Fakat beşleme olarak düşünülen serinin diğer filmlerinin bu noktadan sonra nereye gideceği ise merak konusu. Grindewald ve Dumbledore arasındaki çekişmenin yükselerek devam edeceği kesin. Buna rağmen Newt Scamander’ın hikâyesi şu anda bulunduğu noktadan daha yukarıya ne kadar gidebilir, emin değilim. Daha fantastik yaratıklar bulması, büyücü ve Muggle dünyası arasındaki gerilimi yatıştırmak açısından ne öneme sahip olacak? Bütün bunlar gelecek filmler açısından soru işaretleri oluşturuyor.

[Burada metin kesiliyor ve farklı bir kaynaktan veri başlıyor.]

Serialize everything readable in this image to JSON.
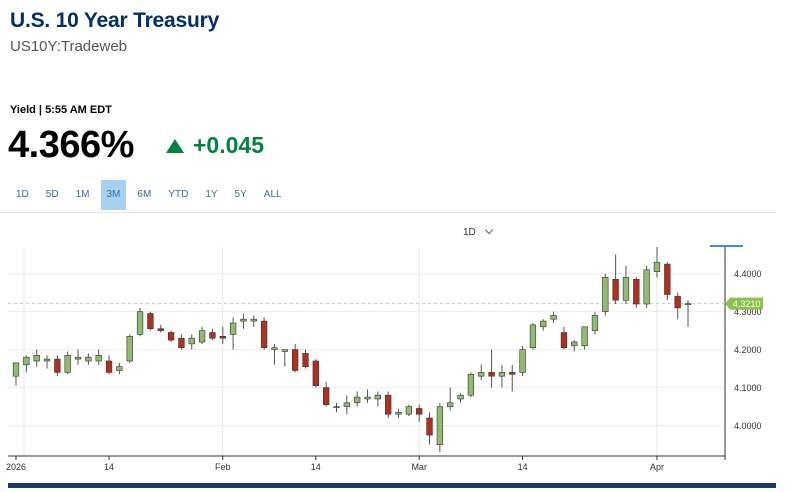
{
  "header": {
    "title": "U.S. 10 Year Treasury",
    "subtitle": "US10Y:Tradeweb"
  },
  "quote": {
    "label": "Yield | 5:55 AM EDT",
    "value": "4.366%",
    "change": "+0.045",
    "direction": "up",
    "change_color": "#00843D"
  },
  "ranges": {
    "items": [
      "1D",
      "5D",
      "1M",
      "3M",
      "6M",
      "YTD",
      "1Y",
      "5Y",
      "ALL"
    ],
    "active": "3M"
  },
  "interval": {
    "value": "1D"
  },
  "chart_data": {
    "type": "candlestick",
    "x_ticks": [
      "2026",
      "14",
      "Feb",
      "14",
      "Mar",
      "14",
      "Apr"
    ],
    "y_ticks": [
      "4.0000",
      "4.1000",
      "4.2000",
      "4.3000",
      "4.4000"
    ],
    "ylim": [
      3.92,
      4.47
    ],
    "grid": true,
    "current_value": 4.321,
    "current_label": "4.3210",
    "current_label_color": "#8BC34A",
    "up_color": "#8FBC6F",
    "down_color": "#B03020",
    "candles": [
      {
        "d": "Jan 2",
        "o": 4.13,
        "h": 4.165,
        "l": 4.105,
        "c": 4.165
      },
      {
        "d": "Jan 5",
        "o": 4.16,
        "h": 4.185,
        "l": 4.14,
        "c": 4.18
      },
      {
        "d": "Jan 6",
        "o": 4.17,
        "h": 4.2,
        "l": 4.155,
        "c": 4.185
      },
      {
        "d": "Jan 7",
        "o": 4.17,
        "h": 4.185,
        "l": 4.15,
        "c": 4.175
      },
      {
        "d": "Jan 8",
        "o": 4.175,
        "h": 4.185,
        "l": 4.13,
        "c": 4.14
      },
      {
        "d": "Jan 9",
        "o": 4.14,
        "h": 4.195,
        "l": 4.135,
        "c": 4.185
      },
      {
        "d": "Jan 12",
        "o": 4.175,
        "h": 4.2,
        "l": 4.16,
        "c": 4.18
      },
      {
        "d": "Jan 13",
        "o": 4.17,
        "h": 4.19,
        "l": 4.16,
        "c": 4.18
      },
      {
        "d": "Jan 14",
        "o": 4.17,
        "h": 4.2,
        "l": 4.16,
        "c": 4.185
      },
      {
        "d": "Jan 15",
        "o": 4.17,
        "h": 4.185,
        "l": 4.135,
        "c": 4.14
      },
      {
        "d": "Jan 16",
        "o": 4.145,
        "h": 4.165,
        "l": 4.135,
        "c": 4.155
      },
      {
        "d": "Jan 20",
        "o": 4.17,
        "h": 4.24,
        "l": 4.165,
        "c": 4.235
      },
      {
        "d": "Jan 21",
        "o": 4.24,
        "h": 4.31,
        "l": 4.235,
        "c": 4.3
      },
      {
        "d": "Jan 22",
        "o": 4.295,
        "h": 4.3,
        "l": 4.25,
        "c": 4.255
      },
      {
        "d": "Jan 23",
        "o": 4.255,
        "h": 4.265,
        "l": 4.245,
        "c": 4.25
      },
      {
        "d": "Jan 26",
        "o": 4.245,
        "h": 4.25,
        "l": 4.22,
        "c": 4.225
      },
      {
        "d": "Jan 27",
        "o": 4.23,
        "h": 4.24,
        "l": 4.2,
        "c": 4.205
      },
      {
        "d": "Jan 28",
        "o": 4.215,
        "h": 4.24,
        "l": 4.2,
        "c": 4.23
      },
      {
        "d": "Jan 29",
        "o": 4.22,
        "h": 4.26,
        "l": 4.215,
        "c": 4.25
      },
      {
        "d": "Jan 30",
        "o": 4.245,
        "h": 4.255,
        "l": 4.225,
        "c": 4.23
      },
      {
        "d": "Feb 2",
        "o": 4.235,
        "h": 4.26,
        "l": 4.215,
        "c": 4.23
      },
      {
        "d": "Feb 3",
        "o": 4.24,
        "h": 4.285,
        "l": 4.2,
        "c": 4.27
      },
      {
        "d": "Feb 4",
        "o": 4.275,
        "h": 4.295,
        "l": 4.255,
        "c": 4.28
      },
      {
        "d": "Feb 5",
        "o": 4.275,
        "h": 4.29,
        "l": 4.26,
        "c": 4.28
      },
      {
        "d": "Feb 6",
        "o": 4.275,
        "h": 4.285,
        "l": 4.2,
        "c": 4.205
      },
      {
        "d": "Feb 9",
        "o": 4.2,
        "h": 4.215,
        "l": 4.16,
        "c": 4.205
      },
      {
        "d": "Feb 10",
        "o": 4.195,
        "h": 4.2,
        "l": 4.155,
        "c": 4.2
      },
      {
        "d": "Feb 11",
        "o": 4.2,
        "h": 4.215,
        "l": 4.14,
        "c": 4.145
      },
      {
        "d": "Feb 12",
        "o": 4.19,
        "h": 4.2,
        "l": 4.15,
        "c": 4.155
      },
      {
        "d": "Feb 13",
        "o": 4.17,
        "h": 4.175,
        "l": 4.1,
        "c": 4.105
      },
      {
        "d": "Feb 17",
        "o": 4.1,
        "h": 4.115,
        "l": 4.05,
        "c": 4.055
      },
      {
        "d": "Feb 18",
        "o": 4.05,
        "h": 4.06,
        "l": 4.035,
        "c": 4.05
      },
      {
        "d": "Feb 19",
        "o": 4.05,
        "h": 4.08,
        "l": 4.03,
        "c": 4.06
      },
      {
        "d": "Feb 20",
        "o": 4.06,
        "h": 4.09,
        "l": 4.05,
        "c": 4.075
      },
      {
        "d": "Feb 23",
        "o": 4.07,
        "h": 4.095,
        "l": 4.06,
        "c": 4.075
      },
      {
        "d": "Feb 24",
        "o": 4.07,
        "h": 4.09,
        "l": 4.05,
        "c": 4.08
      },
      {
        "d": "Feb 25",
        "o": 4.08,
        "h": 4.09,
        "l": 4.02,
        "c": 4.03
      },
      {
        "d": "Feb 26",
        "o": 4.03,
        "h": 4.045,
        "l": 4.02,
        "c": 4.035
      },
      {
        "d": "Feb 27",
        "o": 4.03,
        "h": 4.055,
        "l": 4.025,
        "c": 4.05
      },
      {
        "d": "Mar 2",
        "o": 4.045,
        "h": 4.055,
        "l": 4.01,
        "c": 4.03
      },
      {
        "d": "Mar 3",
        "o": 4.02,
        "h": 4.035,
        "l": 3.95,
        "c": 3.975
      },
      {
        "d": "Mar 4",
        "o": 3.95,
        "h": 4.06,
        "l": 3.93,
        "c": 4.05
      },
      {
        "d": "Mar 5",
        "o": 4.05,
        "h": 4.1,
        "l": 4.04,
        "c": 4.06
      },
      {
        "d": "Mar 6",
        "o": 4.07,
        "h": 4.085,
        "l": 4.06,
        "c": 4.08
      },
      {
        "d": "Mar 9",
        "o": 4.08,
        "h": 4.14,
        "l": 4.075,
        "c": 4.135
      },
      {
        "d": "Mar 10",
        "o": 4.13,
        "h": 4.16,
        "l": 4.12,
        "c": 4.14
      },
      {
        "d": "Mar 11",
        "o": 4.14,
        "h": 4.2,
        "l": 4.1,
        "c": 4.13
      },
      {
        "d": "Mar 12",
        "o": 4.13,
        "h": 4.16,
        "l": 4.1,
        "c": 4.14
      },
      {
        "d": "Mar 13",
        "o": 4.14,
        "h": 4.16,
        "l": 4.09,
        "c": 4.135
      },
      {
        "d": "Mar 16",
        "o": 4.14,
        "h": 4.21,
        "l": 4.13,
        "c": 4.2
      },
      {
        "d": "Mar 17",
        "o": 4.205,
        "h": 4.27,
        "l": 4.2,
        "c": 4.265
      },
      {
        "d": "Mar 18",
        "o": 4.26,
        "h": 4.28,
        "l": 4.25,
        "c": 4.275
      },
      {
        "d": "Mar 19",
        "o": 4.28,
        "h": 4.3,
        "l": 4.27,
        "c": 4.29
      },
      {
        "d": "Mar 20",
        "o": 4.245,
        "h": 4.26,
        "l": 4.2,
        "c": 4.205
      },
      {
        "d": "Mar 23",
        "o": 4.21,
        "h": 4.225,
        "l": 4.195,
        "c": 4.22
      },
      {
        "d": "Mar 24",
        "o": 4.21,
        "h": 4.26,
        "l": 4.2,
        "c": 4.26
      },
      {
        "d": "Mar 25",
        "o": 4.25,
        "h": 4.3,
        "l": 4.24,
        "c": 4.29
      },
      {
        "d": "Mar 26",
        "o": 4.3,
        "h": 4.4,
        "l": 4.29,
        "c": 4.39
      },
      {
        "d": "Mar 27",
        "o": 4.385,
        "h": 4.45,
        "l": 4.32,
        "c": 4.33
      },
      {
        "d": "Mar 30",
        "o": 4.33,
        "h": 4.42,
        "l": 4.32,
        "c": 4.39
      },
      {
        "d": "Mar 31",
        "o": 4.385,
        "h": 4.39,
        "l": 4.31,
        "c": 4.32
      },
      {
        "d": "Apr 1",
        "o": 4.32,
        "h": 4.42,
        "l": 4.31,
        "c": 4.41
      },
      {
        "d": "Apr 2",
        "o": 4.405,
        "h": 4.47,
        "l": 4.39,
        "c": 4.43
      },
      {
        "d": "Apr 3",
        "o": 4.425,
        "h": 4.43,
        "l": 4.33,
        "c": 4.345
      },
      {
        "d": "Apr 6",
        "o": 4.34,
        "h": 4.35,
        "l": 4.28,
        "c": 4.31
      },
      {
        "d": "Apr 7",
        "o": 4.32,
        "h": 4.33,
        "l": 4.26,
        "c": 4.321
      }
    ]
  }
}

Siz Fantastik Canavarlar: Dumbledore’un Sırları filmini nasıl buldunuz? Yorumlarınızı bizlerle paylaşmayı unutmayın!
Yorumlara bak
bence serinin en güzel filmi 1. filmdi. çünkü çok sağlam bi ters köşesi vardı; Graves'ın aslında Grindewald çıkması. burada Graves'i canlandıran oyuncunun Colin Farrell gibi aşırı ünlü bi oyuncu olmasının ve doğal olarak izleyicinin serinin hepsinde olacağına inanmasının payı büyük. ters köşe olayı Harry Potter serisinde de çok hakimdi hemen hemen her bölümde bi ters köşe gördük. buna karşılık Fantastik serisi son iki filmdir gayet dümdüz ilerleyen konular mevcut. ne olacağını tahmin etmek hiç zor değil. Dumbledore'un sırlarına gelince; öncelikle ortada bi sır yok. HP kitaplarını okumayıp sadece filmlerini izleyenler bile bu sıralara hakim. ben Potterhead olarak bilmediğimiz bir şeyler daha öğreniceğimizi ummuştum. kan laneti konusu aşırı saçma ilerledi. bu kadar sert ve güçlü bi büyü, Grindewald Credence'i öldürmeye çalışırken Dumbledore karşıt büyü yaptı diye kırılamıyor bu kadar basit yok olamıyor olması lazımdı. O zaman bunca yıl bu kadar çile neden sorusu çıkıyor karşımıza. Queenie'nin aydınlıktan karanlığa, karanlıktan aydınlığa geçişlerinin seri boyunca 5 dakıka sürmesi ve sonunda pat diye Jacop ile evlenip happily ever after olmaları da çok saçma. Queenie'nin bu geçişleri daha mantıklı ve dikkatli işlenebilirdi, seri de çok havada kaldığını düşünüyorum. Tinanın bi anda Amerika Sihir bakanı olması da cabası. daha ilk filmde bakanlıktan atılmak üzere filandı. öbürüne nooldu bilmiyoruz bile.. bu filmde Credence karanteri de saçmaladı. bi önceki filmin sonunda Dumbledore'lardan nefret eden kişi, bi anda eve dönmek isteyen kişi oldu. Grindewald'un gerçek yüzünü anlayıp taraf değiştirmesini güzel işlediklerini düşünmüyorum. Keza ölüme giden yoluda. filmin başında kaldırımları parçalayarak saldıran adam bi anda yürüyemez fln oldu. özetle herşeyin yarım yamalak işlediği bi film olmuş bence.